У этой болезни были стадии, и он проходил их с Линой все до единой. Даже когда предпринимал идиотские попытки жить нормально, потому что этого хотела Ангелина, и в те моменты он был в этих стадиях. От и до. Без права на передышку.
Ненавидеть себя начинал в такие моменты. Он мог просто расслабиться, посмотреть глупые передачи, съесть что-то вкусное. А там, в квартире в паре кварталов от него, была его дочь, которая умирала с каждой секундой.
Часто, когда приезжал домой, ему становилось невмоготу сразу, стоило только войти в кухню, включить телевизор, плеснуть себе коньяка и достать из морозилки пиццу.
Видел, что Ольга сдаётся, видел, что смиряется.

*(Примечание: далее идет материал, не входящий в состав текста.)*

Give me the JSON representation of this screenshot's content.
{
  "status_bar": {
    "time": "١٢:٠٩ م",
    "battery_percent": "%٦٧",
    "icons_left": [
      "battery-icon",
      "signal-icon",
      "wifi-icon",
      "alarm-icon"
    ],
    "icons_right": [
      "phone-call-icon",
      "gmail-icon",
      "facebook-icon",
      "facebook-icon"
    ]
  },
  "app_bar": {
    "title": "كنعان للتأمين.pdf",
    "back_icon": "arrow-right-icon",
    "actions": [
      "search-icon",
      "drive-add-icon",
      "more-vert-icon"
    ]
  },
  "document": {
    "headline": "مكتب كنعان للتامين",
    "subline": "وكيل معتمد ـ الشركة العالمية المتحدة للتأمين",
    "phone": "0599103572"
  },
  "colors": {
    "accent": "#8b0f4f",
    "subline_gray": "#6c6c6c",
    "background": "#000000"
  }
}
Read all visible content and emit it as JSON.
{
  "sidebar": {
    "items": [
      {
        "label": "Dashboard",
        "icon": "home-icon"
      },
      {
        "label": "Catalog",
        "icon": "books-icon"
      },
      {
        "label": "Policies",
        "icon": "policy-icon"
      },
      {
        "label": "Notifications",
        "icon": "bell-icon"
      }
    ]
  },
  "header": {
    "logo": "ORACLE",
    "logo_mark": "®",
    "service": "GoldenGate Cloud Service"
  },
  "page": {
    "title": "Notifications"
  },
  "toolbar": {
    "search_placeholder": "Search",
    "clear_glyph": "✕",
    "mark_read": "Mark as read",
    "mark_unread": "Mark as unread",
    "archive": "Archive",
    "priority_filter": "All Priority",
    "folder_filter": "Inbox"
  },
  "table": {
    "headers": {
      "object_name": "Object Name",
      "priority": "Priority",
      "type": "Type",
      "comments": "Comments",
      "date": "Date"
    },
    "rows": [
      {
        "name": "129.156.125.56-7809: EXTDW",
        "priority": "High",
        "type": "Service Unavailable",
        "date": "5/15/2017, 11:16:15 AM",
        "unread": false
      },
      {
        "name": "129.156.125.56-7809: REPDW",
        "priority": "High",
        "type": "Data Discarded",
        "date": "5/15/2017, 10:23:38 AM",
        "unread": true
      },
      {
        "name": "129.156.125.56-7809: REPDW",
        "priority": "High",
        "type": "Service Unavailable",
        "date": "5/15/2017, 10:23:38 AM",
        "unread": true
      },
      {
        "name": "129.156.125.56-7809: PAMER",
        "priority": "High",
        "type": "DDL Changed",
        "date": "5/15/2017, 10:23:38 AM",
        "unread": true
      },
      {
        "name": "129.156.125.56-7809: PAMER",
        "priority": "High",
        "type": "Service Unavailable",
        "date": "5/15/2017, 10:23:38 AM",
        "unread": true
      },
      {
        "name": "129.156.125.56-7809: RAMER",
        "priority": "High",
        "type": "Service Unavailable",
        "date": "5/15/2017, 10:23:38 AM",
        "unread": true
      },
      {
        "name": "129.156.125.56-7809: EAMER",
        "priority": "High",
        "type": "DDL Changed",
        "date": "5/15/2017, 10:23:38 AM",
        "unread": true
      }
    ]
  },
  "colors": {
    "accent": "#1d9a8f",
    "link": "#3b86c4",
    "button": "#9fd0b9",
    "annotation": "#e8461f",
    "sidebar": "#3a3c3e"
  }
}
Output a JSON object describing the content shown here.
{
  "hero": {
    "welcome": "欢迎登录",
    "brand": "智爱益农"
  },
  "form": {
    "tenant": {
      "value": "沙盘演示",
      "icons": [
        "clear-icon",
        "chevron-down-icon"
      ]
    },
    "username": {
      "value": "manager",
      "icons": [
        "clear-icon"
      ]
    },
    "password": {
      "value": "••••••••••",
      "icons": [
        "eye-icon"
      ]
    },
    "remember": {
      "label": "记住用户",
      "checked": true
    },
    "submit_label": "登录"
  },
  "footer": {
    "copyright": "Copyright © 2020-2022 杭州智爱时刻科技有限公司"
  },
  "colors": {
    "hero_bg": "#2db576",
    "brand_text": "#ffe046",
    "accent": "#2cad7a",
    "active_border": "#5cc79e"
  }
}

Видел, что слушает врачей, которые разводят руками, что говорит с психологами, психотерапевтами и бог ведает кем ещё, смаргивает слёзы, улыбается, будто приговорённый к казни, идущий на плаху. Но смиряется.
Когда только понял, что Лина больна, он метался, как загнанное в ловушку животное. Жить не хотелось и дышать не хотелось тоже, но тогда он верил, что всё можно исправить. Можно спасти дочь. И ради неё он жил и дышал. Какие круги ада они с Ольгой, матерью Лины прошли в то время… сколько всего перепробовали, до какой степени отчаяния доходили в своих бесконечных поисках…
Всё неизменно оканчивалось так, как окончилось и сегодня. Фразами вроде: «Давай потом, пап» или «Я устала, позже поговорим». И злостью. Не на Лину, а на то, что он был невластен над ситуацией.
– Мась, ты тоже так можешь, слышишь? – болезненно-лихорадочно проговорил он то, что много раз уже звучало в разговорах с дочерью. – Хочешь, я с ней поговорю? Она к тебе придёт, поболтаете, м? Ну же…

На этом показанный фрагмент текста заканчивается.